There is nothing wrong with my sister
Maria S. Mendes
There is nothing wrong with my sister
After you told my sister
that there was no one else
but you no longer wanted her,
she went to bed and tried to work out
what she had done
and what was wrong with her
and spent the night awake.
There is nothing wrong with my sister
but may there be something wrong
with the Ikea wardrobe
she helped you to build,
so that tonight it falls apart
and wakes you
from your unaccompanied sleep.
Lorraine Mariner, “There is Nothing Wrong with my sister”, Furniture. London: Picador, 2009.
Gosto deste poema porque já desejei secretamente que a minha mobília do Ikea caísse em cima da pessoa que ficou com ela. Gosto deste poema porque nele se defende uma pessoa e se acusa outra, arquitectando-se uma forma de vingança a quem a merece, que fica para sempre inscrita nestes versos. E gosto deste poema porque expressa bem um certo tipo de poesia, na qual, nas palavras de Sianne Ngai, “Delightfulness offered by cuteness is violent”. Em Our Aesthetic Categories, Ngai relaciona o conceito de “cuteness” com alguma poesia moderna, de modo a mostrar como certos poemas usam características como “smalness, formal simplicity, softess or pliancy” (HUP, 2012, 64) para representar situações que não são “neither precious, small or safe” (70).
“There is nothing wrong with my sister” não é um poema difícil de ler, recusando abertamente a ideia de que a poesia deve ser entendida como uma adivinha ou como um texto que esconde uma mensagem apenas para ser compreendida por algumas pessoas. Nem poderia ser demasiado difícil, note-se, pois não sabemos quão bons são os talentos hermenêuticos do namorado da irmã.
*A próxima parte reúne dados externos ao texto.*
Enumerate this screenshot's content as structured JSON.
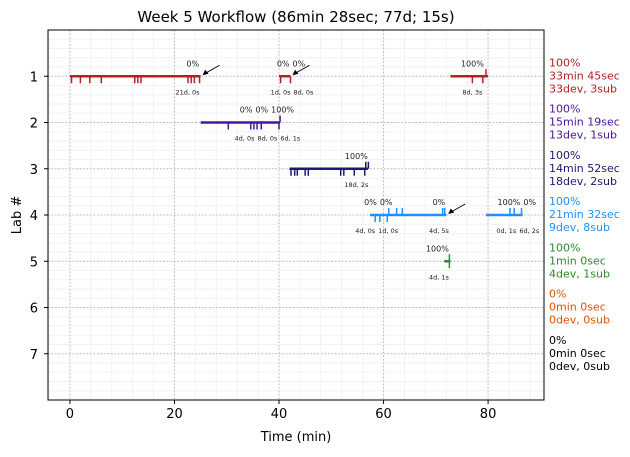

O poema é uma mensagem, à semelhança da nota sobre ameixas de William Carlos Williams em “This is Just to Say”.
A escolha de um roupeiro do Ikea – o símbolo de um tipo de mobília que não é pensada para durar – pode dizer algo sobre as relações do namorado da irmã, ao mesmo tempo que este é colocado na posição de duvidar se será seguro dormir ao pé do móvel, transformando-se este objecto em algo potencialmente perigoso. Note-se ainda como alguns dos versos descrevem a situação da irmã da poetisa, mas também as dificuldades de quem tenta montar algo do Ikea: “she went to bed tried to work out /what she had done / and what was wrong with her / and spent the night awake”. Expressões como “tried to work out” são associadas à ideia de que o problema não se encontra na mobília, mas sim em quem a tenta, sem sucesso, encaixar, abandonando a tarefa ao final de algumas horas e ficando a pensar em qual terá sido o passo errado na montagem. Se assim for, o título do poema, repetido na segunda quadra, pode ser ainda uma alusão aos problemas de montagem dos móveis do Ikea.
Lorraine Mariner usa a forma para dar um tom ao poema. Assim, apesar de as duas quadras partilharem, ao estilo de tanto mobiliário do Ikea, o tamanho, a mensagem bem-humorada torna-se ligeiramente mais agressiva quando o padrão rítmico dos primeiros versos é interrompido nos últimos versos de cada quadra, como se o poema estivesse a fazer duas coisas ao mesmo tempo: por um lado, a repetir o modelo da relação da irmã e de quem monta um móvel do Ikea, em que tudo começa bem, mas logo enfrenta dificuldades; por outro, a descrever de um modo ligeiro uma situação que se torna num aviso (cuidado com o guarda-roupa) e numa forma escrita de vingança (todos saberão o que fizeste à minha irmã). “There is nothing wrong with my sister” é, assim, um poema claro, ao contrário das instruções que acompanham cada móvel e dos sentimentos de dúvida que o namorado da irmã lhe deixou.
Maria Sequeira Mendes
Maria Sequeira Mendes é professora na FLUL e colabora com o Teatro Cão Solteiro.